Ad Albenga nel XV secolo fu edificato un monastero dei Frati Minori Osservanti e successivamente dedicato a San Bernardino da Siena, che secondo i documenti predicò nella città durante la Quaresima del 1431, lasciando una forte traccia nella cultura religiosa popolare.
di Danilo Bruno
La struttura conventuale ebbe diverse vicissitudini a cominciare dal Registrum del 1473 da cui emergono diverse case rurali nell’area di Vadino e sul Monte probabilmente conseguente all’edificazione del monastero.

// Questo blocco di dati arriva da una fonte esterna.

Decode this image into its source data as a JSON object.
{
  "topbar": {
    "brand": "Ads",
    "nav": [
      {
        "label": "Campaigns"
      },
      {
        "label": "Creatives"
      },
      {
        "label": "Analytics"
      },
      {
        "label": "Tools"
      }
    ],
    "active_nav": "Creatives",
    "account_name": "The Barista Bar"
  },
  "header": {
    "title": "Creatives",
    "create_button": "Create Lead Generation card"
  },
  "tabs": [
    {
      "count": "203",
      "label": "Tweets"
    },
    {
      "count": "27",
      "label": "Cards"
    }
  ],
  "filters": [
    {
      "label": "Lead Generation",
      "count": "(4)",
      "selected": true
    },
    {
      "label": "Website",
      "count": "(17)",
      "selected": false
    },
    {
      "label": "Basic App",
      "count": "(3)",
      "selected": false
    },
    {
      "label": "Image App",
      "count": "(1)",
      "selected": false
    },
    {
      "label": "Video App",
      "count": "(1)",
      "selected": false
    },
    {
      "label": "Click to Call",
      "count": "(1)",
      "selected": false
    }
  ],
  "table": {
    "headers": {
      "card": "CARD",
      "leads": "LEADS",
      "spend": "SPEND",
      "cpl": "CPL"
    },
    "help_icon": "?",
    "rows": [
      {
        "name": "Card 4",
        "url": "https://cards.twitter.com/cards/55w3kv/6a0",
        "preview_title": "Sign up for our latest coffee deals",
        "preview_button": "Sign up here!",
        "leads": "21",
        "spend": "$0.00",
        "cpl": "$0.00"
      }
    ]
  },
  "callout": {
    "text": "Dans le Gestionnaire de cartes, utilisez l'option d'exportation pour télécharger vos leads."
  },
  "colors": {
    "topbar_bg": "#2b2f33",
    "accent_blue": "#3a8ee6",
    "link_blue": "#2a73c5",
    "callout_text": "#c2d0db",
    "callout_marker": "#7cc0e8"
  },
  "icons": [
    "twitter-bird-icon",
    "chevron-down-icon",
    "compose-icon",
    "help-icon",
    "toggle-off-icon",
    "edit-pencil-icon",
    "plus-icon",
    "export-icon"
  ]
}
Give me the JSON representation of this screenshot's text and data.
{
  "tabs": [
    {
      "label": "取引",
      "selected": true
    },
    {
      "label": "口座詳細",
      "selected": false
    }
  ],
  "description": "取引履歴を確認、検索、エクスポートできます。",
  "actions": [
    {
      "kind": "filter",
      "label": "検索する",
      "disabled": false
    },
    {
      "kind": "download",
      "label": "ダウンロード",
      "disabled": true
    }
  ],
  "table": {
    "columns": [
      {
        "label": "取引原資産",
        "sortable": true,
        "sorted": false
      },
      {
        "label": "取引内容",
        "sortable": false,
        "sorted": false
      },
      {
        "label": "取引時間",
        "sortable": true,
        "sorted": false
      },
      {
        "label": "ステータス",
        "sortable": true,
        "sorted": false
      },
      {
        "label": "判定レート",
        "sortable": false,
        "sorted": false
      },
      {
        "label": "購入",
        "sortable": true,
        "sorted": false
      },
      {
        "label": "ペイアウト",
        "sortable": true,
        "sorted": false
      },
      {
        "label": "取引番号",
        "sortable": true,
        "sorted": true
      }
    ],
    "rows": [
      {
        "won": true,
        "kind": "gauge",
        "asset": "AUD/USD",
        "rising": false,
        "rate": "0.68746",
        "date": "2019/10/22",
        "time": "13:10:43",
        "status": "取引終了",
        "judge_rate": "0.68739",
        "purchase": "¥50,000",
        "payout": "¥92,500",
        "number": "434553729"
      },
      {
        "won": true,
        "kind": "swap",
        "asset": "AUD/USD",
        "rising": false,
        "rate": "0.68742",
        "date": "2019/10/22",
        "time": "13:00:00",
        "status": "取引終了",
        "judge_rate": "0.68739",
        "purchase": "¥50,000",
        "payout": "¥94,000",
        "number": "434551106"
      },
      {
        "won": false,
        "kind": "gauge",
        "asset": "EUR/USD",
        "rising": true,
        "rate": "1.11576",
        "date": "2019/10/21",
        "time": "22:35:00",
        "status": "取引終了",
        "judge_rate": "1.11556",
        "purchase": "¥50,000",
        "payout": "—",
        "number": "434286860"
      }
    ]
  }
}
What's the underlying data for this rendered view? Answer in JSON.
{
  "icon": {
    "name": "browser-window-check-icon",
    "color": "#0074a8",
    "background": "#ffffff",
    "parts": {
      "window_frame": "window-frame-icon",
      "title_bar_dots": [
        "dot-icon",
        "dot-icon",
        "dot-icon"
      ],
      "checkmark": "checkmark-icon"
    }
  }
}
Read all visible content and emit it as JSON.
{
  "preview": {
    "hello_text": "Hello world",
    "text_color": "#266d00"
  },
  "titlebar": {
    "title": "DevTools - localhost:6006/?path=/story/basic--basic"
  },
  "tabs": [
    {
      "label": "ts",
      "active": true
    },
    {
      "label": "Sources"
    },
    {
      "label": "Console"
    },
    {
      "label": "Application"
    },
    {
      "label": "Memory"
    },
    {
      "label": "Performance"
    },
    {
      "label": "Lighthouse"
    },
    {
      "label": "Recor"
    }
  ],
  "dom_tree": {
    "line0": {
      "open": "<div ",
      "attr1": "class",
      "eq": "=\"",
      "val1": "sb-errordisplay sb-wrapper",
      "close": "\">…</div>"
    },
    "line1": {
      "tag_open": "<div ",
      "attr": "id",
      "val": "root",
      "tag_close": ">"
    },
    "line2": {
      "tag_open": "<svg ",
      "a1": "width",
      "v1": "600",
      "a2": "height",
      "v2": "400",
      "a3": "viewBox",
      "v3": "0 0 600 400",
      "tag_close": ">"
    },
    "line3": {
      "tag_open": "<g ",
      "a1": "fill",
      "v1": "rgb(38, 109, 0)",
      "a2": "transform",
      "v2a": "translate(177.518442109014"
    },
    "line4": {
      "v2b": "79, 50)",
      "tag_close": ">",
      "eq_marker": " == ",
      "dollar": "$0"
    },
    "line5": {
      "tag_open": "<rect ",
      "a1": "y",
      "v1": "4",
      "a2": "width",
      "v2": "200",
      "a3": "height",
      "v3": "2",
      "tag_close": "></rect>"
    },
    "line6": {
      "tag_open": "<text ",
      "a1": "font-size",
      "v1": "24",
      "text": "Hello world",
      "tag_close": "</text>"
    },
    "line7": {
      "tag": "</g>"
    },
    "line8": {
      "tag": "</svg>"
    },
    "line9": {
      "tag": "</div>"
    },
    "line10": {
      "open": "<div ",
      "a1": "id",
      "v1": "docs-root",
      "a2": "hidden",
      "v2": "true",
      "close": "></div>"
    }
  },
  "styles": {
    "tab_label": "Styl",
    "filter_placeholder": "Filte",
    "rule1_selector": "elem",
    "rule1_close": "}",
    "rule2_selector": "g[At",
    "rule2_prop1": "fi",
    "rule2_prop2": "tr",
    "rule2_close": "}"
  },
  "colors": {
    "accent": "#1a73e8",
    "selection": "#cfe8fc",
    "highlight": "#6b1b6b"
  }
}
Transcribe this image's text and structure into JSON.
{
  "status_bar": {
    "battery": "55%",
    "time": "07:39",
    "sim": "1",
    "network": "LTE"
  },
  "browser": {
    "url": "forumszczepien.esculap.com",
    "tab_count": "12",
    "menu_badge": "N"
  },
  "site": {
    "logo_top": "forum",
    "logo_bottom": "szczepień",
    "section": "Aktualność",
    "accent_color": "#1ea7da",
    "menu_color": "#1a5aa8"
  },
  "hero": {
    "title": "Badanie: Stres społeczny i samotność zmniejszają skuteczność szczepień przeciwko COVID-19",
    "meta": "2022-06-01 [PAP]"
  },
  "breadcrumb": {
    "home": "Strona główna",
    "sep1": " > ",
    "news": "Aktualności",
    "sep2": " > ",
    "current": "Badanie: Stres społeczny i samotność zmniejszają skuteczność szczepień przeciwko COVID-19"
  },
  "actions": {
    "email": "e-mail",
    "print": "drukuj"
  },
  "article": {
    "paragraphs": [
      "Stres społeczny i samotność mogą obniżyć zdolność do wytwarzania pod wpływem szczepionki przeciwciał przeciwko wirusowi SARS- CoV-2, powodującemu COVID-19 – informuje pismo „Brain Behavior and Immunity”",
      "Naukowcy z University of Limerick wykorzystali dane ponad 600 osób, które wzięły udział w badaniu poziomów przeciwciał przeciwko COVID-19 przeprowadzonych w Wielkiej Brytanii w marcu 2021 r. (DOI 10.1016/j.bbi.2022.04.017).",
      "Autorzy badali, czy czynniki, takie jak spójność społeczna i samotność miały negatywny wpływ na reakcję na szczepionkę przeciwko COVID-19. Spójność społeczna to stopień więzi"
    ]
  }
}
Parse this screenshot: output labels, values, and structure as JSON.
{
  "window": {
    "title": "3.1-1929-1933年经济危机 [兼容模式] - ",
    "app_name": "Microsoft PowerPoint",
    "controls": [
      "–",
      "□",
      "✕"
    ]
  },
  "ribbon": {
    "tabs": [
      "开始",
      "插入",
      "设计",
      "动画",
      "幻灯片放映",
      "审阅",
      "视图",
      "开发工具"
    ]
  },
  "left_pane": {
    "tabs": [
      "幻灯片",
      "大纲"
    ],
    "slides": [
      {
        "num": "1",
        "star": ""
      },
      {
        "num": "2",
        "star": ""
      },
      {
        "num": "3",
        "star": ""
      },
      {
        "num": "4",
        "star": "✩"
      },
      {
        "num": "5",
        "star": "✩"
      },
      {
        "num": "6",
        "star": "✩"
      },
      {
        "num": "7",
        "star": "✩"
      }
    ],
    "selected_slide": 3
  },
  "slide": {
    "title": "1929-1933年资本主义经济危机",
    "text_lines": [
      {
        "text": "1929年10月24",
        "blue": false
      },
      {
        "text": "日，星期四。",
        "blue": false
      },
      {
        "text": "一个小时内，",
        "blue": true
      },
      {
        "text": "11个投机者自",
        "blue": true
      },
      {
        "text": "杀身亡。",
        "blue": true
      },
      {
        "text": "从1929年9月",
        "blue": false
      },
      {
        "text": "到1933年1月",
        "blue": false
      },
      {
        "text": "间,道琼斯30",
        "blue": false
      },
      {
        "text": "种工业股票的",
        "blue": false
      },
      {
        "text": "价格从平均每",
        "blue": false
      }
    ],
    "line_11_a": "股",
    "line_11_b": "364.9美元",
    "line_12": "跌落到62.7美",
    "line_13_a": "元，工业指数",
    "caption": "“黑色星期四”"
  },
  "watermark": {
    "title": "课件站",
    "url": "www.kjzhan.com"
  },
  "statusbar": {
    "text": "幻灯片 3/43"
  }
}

Esso resistette fino al 1796 quando gli ordini monastici furono progressivamente soppressi e i pochi frati rimasti trasferiti in San Domenico di Albenga ove portarono pure la “speziera”, che incontrava un particolare favore popolare per la gestione attenta e oculata volta alle esigenze popolari.
La struttura ebbe poi diverse vicissitudini: ospedale militare, carcere mandamentale, prigione del Comitato di Liberazione Nazionale per coloro che erano stati compromessi con la dittatura fascista finché il recupero non fu cominciato nel tempo a cominciare dalla lettura archeologica ed artistica proposta nel 1971 dal Prof. Lamboglia, direttore e fondatore dell’Istituto Internazionale di Studi Liguri fino ad arrivare all’insediamento dell‘Istituto Professionale per l’Agricoltura e del Comando della Polizia Urbana locale.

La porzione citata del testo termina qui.